We are seeing a periodic intermittent issue with Gitlab CE omnibus 8.12.3, which has the following symptoms:
All five of our runners seem to “lose contact” with gitlab simultaneously. If you go to https://gitlab.yourcompany.biz/admin/runners you can see that the last contact is “28 minutes” ago and climbing.
I have a gitlab runner running interactively so I can see its console (it’s on my own desktop PC so I can study this), and there’s NO output to indicate anything is wrong.
I can see the /var/log/gitlab/gitlab-rails/production.log and it contains lines like this which seem to indicate that the register.json is being repeatedly hit by a number of correct looking IP addresses:
Started POST “/ci/api/v1/builds/register.json” for 192.168.215.221 at 2016-10-13 09:40:05 -0500
Started POST “/ci/api/v1/builds/register.json” for 192.168.215.35 at 2016-10-13 09:40:06 -0500
… and more similar
And yet, no jobs are being run, and the time value “since last communication” keeps going up.

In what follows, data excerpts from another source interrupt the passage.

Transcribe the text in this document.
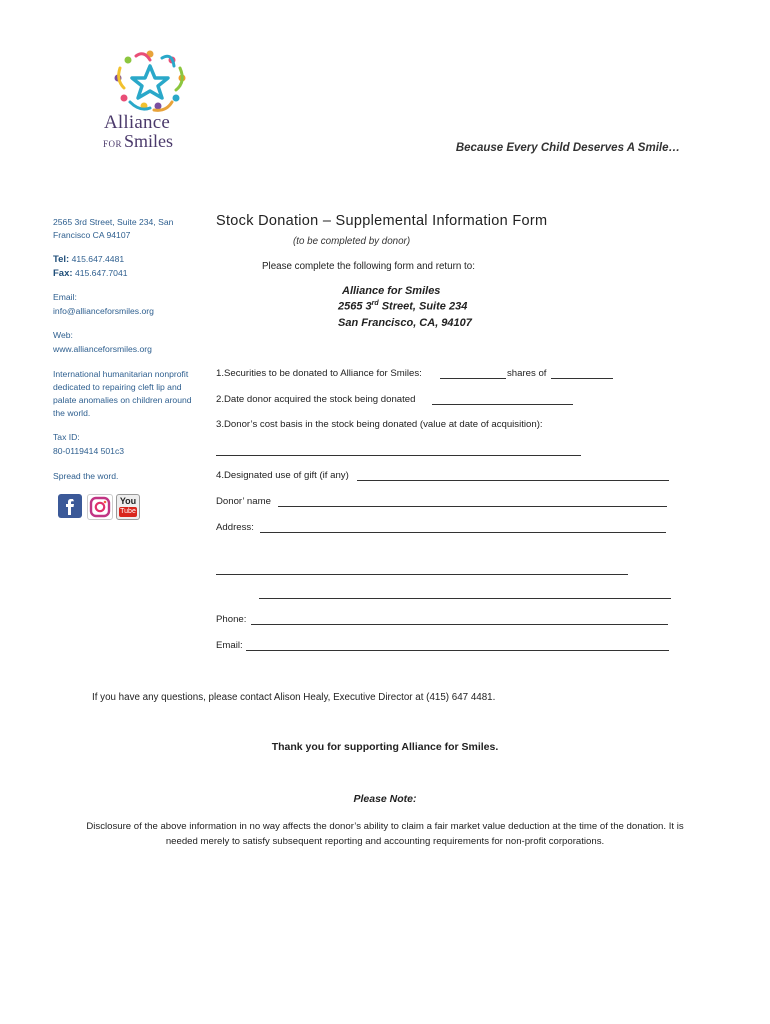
Alliance
FOR Smiles	Because Every Child Deserves A Smile…
2565 3rd Street, Suite 234, San Francisco CA 94107
Tel: 415.647.4481
Fax: 415.647.7041
Email:
info@allianceforsmiles.org
Web:
www.allianceforsmiles.org
International humanitarian nonprofit dedicated to repairing cleft lip and palate anomalies on children around the world.
Tax ID:
80-0119414 501c3
Spread the word.
You
Tube
Stock Donation – Supplemental Information Form
(to be completed by donor)
Please complete the following form and return to:
Alliance for Smiles
2565 3rd Street, Suite 234
San Francisco, CA, 94107
1.Securities to be donated to Alliance for Smiles:	shares of
2.Date donor acquired the stock being donated
3.Donor’s cost basis in the stock being donated (value at date of acquisition):
4.Designated use of gift (if any)
Donor’ name
Address:
Phone:
Email:
If you have any questions, please contact Alison Healy, Executive Director at (415) 647 4481.
Thank you for supporting Alliance for Smiles.
Please Note:
Disclosure of the above information in no way affects the donor’s ability to claim a fair market value deduction at the time of the donation. It is needed merely to satisfy subsequent reporting and accounting requirements for non-profit corporations.
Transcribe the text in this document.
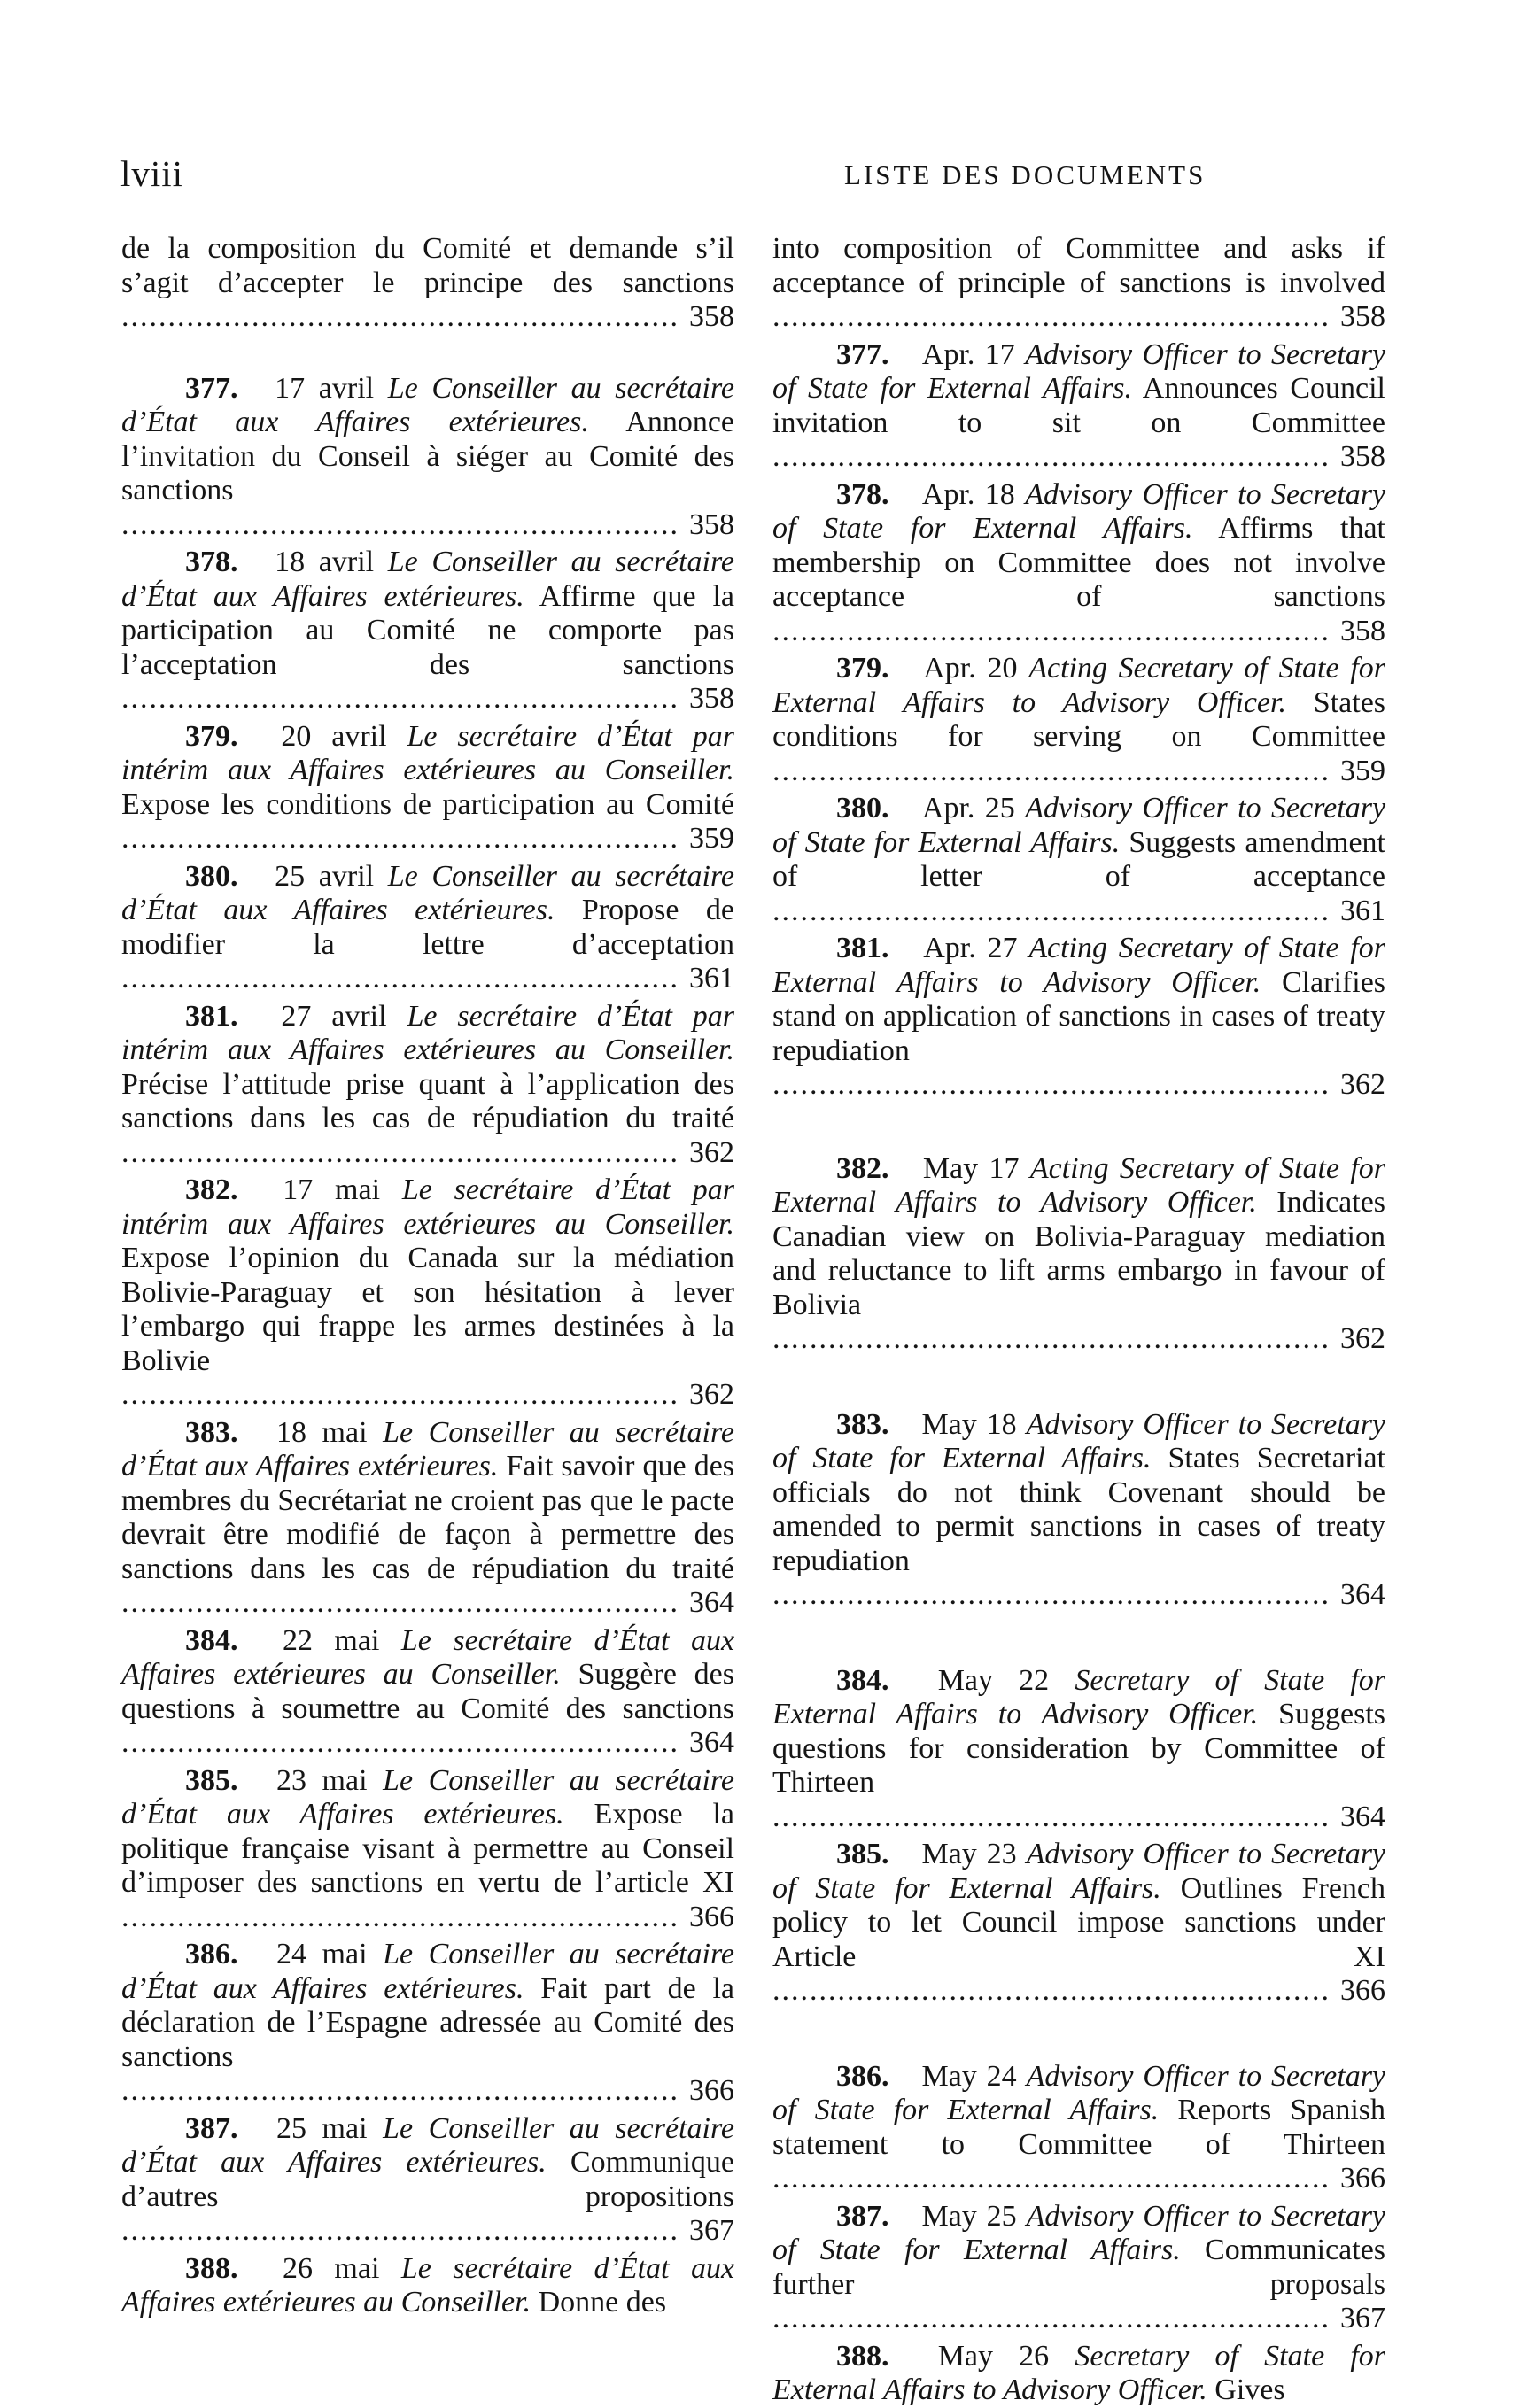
lviii	LISTE DES DOCUMENTS

de la composition du Comité et demande s’il s’agit d’accepter le principe des sanctions ............................................................ 358

377. 17 avril Le Conseiller au secrétaire d’État aux Affaires extérieures. Annonce l’invitation du Conseil à siéger au Comité des sanctions ............................................................ 358

378. 18 avril Le Conseiller au secrétaire d’État aux Affaires extérieures. Affirme que la participation au Comité ne comporte pas l’acceptation des sanctions ............................................................ 358

379. 20 avril Le secrétaire d’État par intérim aux Affaires extérieures au Conseiller. Expose les conditions de participation au Comité ............................................................ 359

380. 25 avril Le Conseiller au secrétaire d’État aux Affaires extérieures. Propose de modifier la lettre d’acceptation ............................................................ 361

381. 27 avril Le secrétaire d’État par intérim aux Affaires extérieures au Conseiller. Précise l’attitude prise quant à l’application des sanctions dans les cas de répudiation du traité ............................................................ 362

382. 17 mai Le secrétaire d’État par intérim aux Affaires extérieures au Conseiller. Expose l’opinion du Canada sur la médiation Bolivie-Paraguay et son hésitation à lever l’embargo qui frappe les armes destinées à la Bolivie ............................................................ 362

383. 18 mai Le Conseiller au secrétaire d’État aux Affaires extérieures. Fait savoir que des membres du Secrétariat ne croient pas que le pacte devrait être modifié de façon à permettre des sanctions dans les cas de répudiation du traité ............................................................ 364

384. 22 mai Le secrétaire d’État aux Affaires extérieures au Conseiller. Suggère des questions à soumettre au Comité des sanctions ............................................................ 364

385. 23 mai Le Conseiller au secrétaire d’État aux Affaires extérieures. Expose la politique française visant à permettre au Conseil d’imposer des sanctions en vertu de l’article XI ............................................................ 366

386. 24 mai Le Conseiller au secrétaire d’État aux Affaires extérieures. Fait part de la déclaration de l’Espagne adressée au Comité des sanctions ............................................................ 366

387. 25 mai Le Conseiller au secrétaire d’État aux Affaires extérieures. Communique d’autres propositions ............................................................ 367

388. 26 mai Le secrétaire d’État aux Affaires extérieures au Conseiller. Donne des

into composition of Committee and asks if acceptance of principle of sanctions is involved ............................................................ 358

377. Apr. 17 Advisory Officer to Secretary of State for External Affairs. Announces Council invitation to sit on Committee ............................................................ 358

378. Apr. 18 Advisory Officer to Secretary of State for External Affairs. Affirms that membership on Committee does not involve acceptance of sanctions ............................................................ 358

379. Apr. 20 Acting Secretary of State for External Affairs to Advisory Officer. States conditions for serving on Committee ............................................................ 359

380. Apr. 25 Advisory Officer to Secretary of State for External Affairs. Suggests amendment of letter of acceptance ............................................................ 361

381. Apr. 27 Acting Secretary of State for External Affairs to Advisory Officer. Clarifies stand on application of sanctions in cases of treaty repudiation ............................................................ 362

382. May 17 Acting Secretary of State for External Affairs to Advisory Officer. Indicates Canadian view on Bolivia-Paraguay mediation and reluctance to lift arms embargo in favour of Bolivia ............................................................ 362

383. May 18 Advisory Officer to Secretary of State for External Affairs. States Secretariat officials do not think Covenant should be amended to permit sanctions in cases of treaty repudiation ............................................................ 364

384. May 22 Secretary of State for External Affairs to Advisory Officer. Suggests questions for consideration by Committee of Thirteen ............................................................ 364

385. May 23 Advisory Officer to Secretary of State for External Affairs. Outlines French policy to let Council impose sanctions under Article XI ............................................................ 366

386. May 24 Advisory Officer to Secretary of State for External Affairs. Reports Spanish statement to Committee of Thirteen ............................................................ 366

387. May 25 Advisory Officer to Secretary of State for External Affairs. Communicates further proposals ............................................................ 367

388. May 26 Secretary of State for External Affairs to Advisory Officer. Gives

This condition PERSISTED even after I did “sudo gitlab-ctl stop” and then restarted “sudo gitlab-ctl start”. Restarting runners also has no effect.
This condition only went away when I rebooted the Ubuntu 14.04 vm. It seems like Gitlab is up, you can push and pull git repos, and use the whole Gitlab web user interface, but CI alone is affected.
I’m thinking it may be a problem in the OS itself, and I plan to update this VM to Ubuntu 16.x LTS to see if things get more stable.